Topswara.com -- Doni Riwayanto atau yang akrab disapa Doni Riw Entrepreneur Muslim dan Influencer mengatakan bahwa puncak peradaban modern hari ini adalah literasi.
“Puncak peradaban yang sedang kita jalani hari ini ada pada literasi. Tidak sekadar soal ilmu.Teknologi berupa smartphone atau ilmu pengetahuan yang berkembang pesat di peradaban modern, persoalannya bukan pada ilmunya itu sendiri, tetapi bagaimana ilmu itu dituliskan dalam sebuah literasi,” katanya dalam acara Ngaji Subuh Kajian Jurnalistik Dakwah: Menulislah, Anda Akan Kekal, di kanal YouTube Ngaji Subuh, Selasa (27/09/2022).

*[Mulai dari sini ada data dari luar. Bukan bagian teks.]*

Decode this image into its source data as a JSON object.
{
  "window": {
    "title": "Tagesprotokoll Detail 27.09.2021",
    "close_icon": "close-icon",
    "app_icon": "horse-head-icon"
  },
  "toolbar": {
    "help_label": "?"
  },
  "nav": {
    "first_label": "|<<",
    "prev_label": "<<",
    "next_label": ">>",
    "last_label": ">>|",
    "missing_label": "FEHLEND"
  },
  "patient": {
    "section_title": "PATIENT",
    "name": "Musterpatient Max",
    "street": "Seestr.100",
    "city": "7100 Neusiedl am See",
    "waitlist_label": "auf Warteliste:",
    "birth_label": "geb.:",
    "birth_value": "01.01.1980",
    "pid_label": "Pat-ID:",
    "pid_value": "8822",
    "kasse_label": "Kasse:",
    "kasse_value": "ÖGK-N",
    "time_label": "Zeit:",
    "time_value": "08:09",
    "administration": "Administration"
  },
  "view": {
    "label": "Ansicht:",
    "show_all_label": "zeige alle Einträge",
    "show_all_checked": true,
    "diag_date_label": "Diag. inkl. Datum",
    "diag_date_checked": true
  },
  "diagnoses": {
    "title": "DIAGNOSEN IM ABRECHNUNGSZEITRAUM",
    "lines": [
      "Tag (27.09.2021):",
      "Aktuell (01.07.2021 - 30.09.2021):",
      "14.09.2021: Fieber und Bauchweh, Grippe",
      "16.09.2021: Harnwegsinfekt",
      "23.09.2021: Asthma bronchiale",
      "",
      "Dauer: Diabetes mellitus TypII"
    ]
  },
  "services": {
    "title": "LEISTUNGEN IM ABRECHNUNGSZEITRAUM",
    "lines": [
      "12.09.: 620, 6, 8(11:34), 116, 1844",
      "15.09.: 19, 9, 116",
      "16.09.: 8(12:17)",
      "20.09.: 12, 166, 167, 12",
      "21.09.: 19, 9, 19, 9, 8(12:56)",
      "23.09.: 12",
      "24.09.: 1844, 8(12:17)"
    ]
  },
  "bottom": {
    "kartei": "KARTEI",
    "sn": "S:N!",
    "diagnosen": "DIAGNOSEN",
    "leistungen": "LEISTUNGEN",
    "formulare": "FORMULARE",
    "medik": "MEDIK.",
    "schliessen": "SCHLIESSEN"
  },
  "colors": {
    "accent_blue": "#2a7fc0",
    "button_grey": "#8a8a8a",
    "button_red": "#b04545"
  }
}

Ia menyebutkan bahwa puncak perbedaan antara peradaban sekarang dengan peradaban-peradaban sebelumnya ada pada tulis-menulis. Peradaban ilmu yang dituliskan.
Tidak sekadar menjadikan pelakunya kekal tetapi juga bisa menyebar. Bahkan jika dibandingkan dengan peluru, hanya menembus satu kepala untuk satu peluru. Tetapi satu tulisan saja bisa menembus jutaan kepala.
Titik pemisah antara zaman prasejarah dan zaman sejarah juga terlihat karena adanya penemuan tulisan. Sehingga dikatakan zaman prasejarah adalah zaman sebelum ada tulisan, dan zaman sejarah karena sudah ada tulisan. Kemudian berkembang menjadi peradaban literasi.
Doni Riw menguatkan pernyataannya dengan mencontohkan salah satu karya tulis ilmiah yang diberlakukan di perguruan tinggi sebagai syarat untuk mendapatkan gelar akademik sarjana.
“Kita semua ketika mau mendapatkan gelar akademis misalnya. Lulus S1 menjadi sarjana, syaratnya ya menuliskan ilmu yang kita pelajari selama kuliah dalam sebuah karya tulis yang kita sebut skripsi. Saat S2 menulis tesis. Ketika S3 menulis disertasi dan lain sebagainya. Atau ketika sudah terjun di masyarakat, orang-orang hebat itu menulis buku atau berbagai macam karya-karya tulisnya,” jelasnya.
Ia juga menjelaskan mukjizat Rasulullah SAW diturunkan oleh Allah SWT yaitu Al-Qur’an adalah untuk mengalahkan peradaban akhir zaman dan harus mengungguli pencapaian pada masanya. Puncak peradaban saat Al-Qur’an diturunkan adalah peradaban sastra. Dan orang-orang Quraisy adalah ahli sastra yang luar biasa.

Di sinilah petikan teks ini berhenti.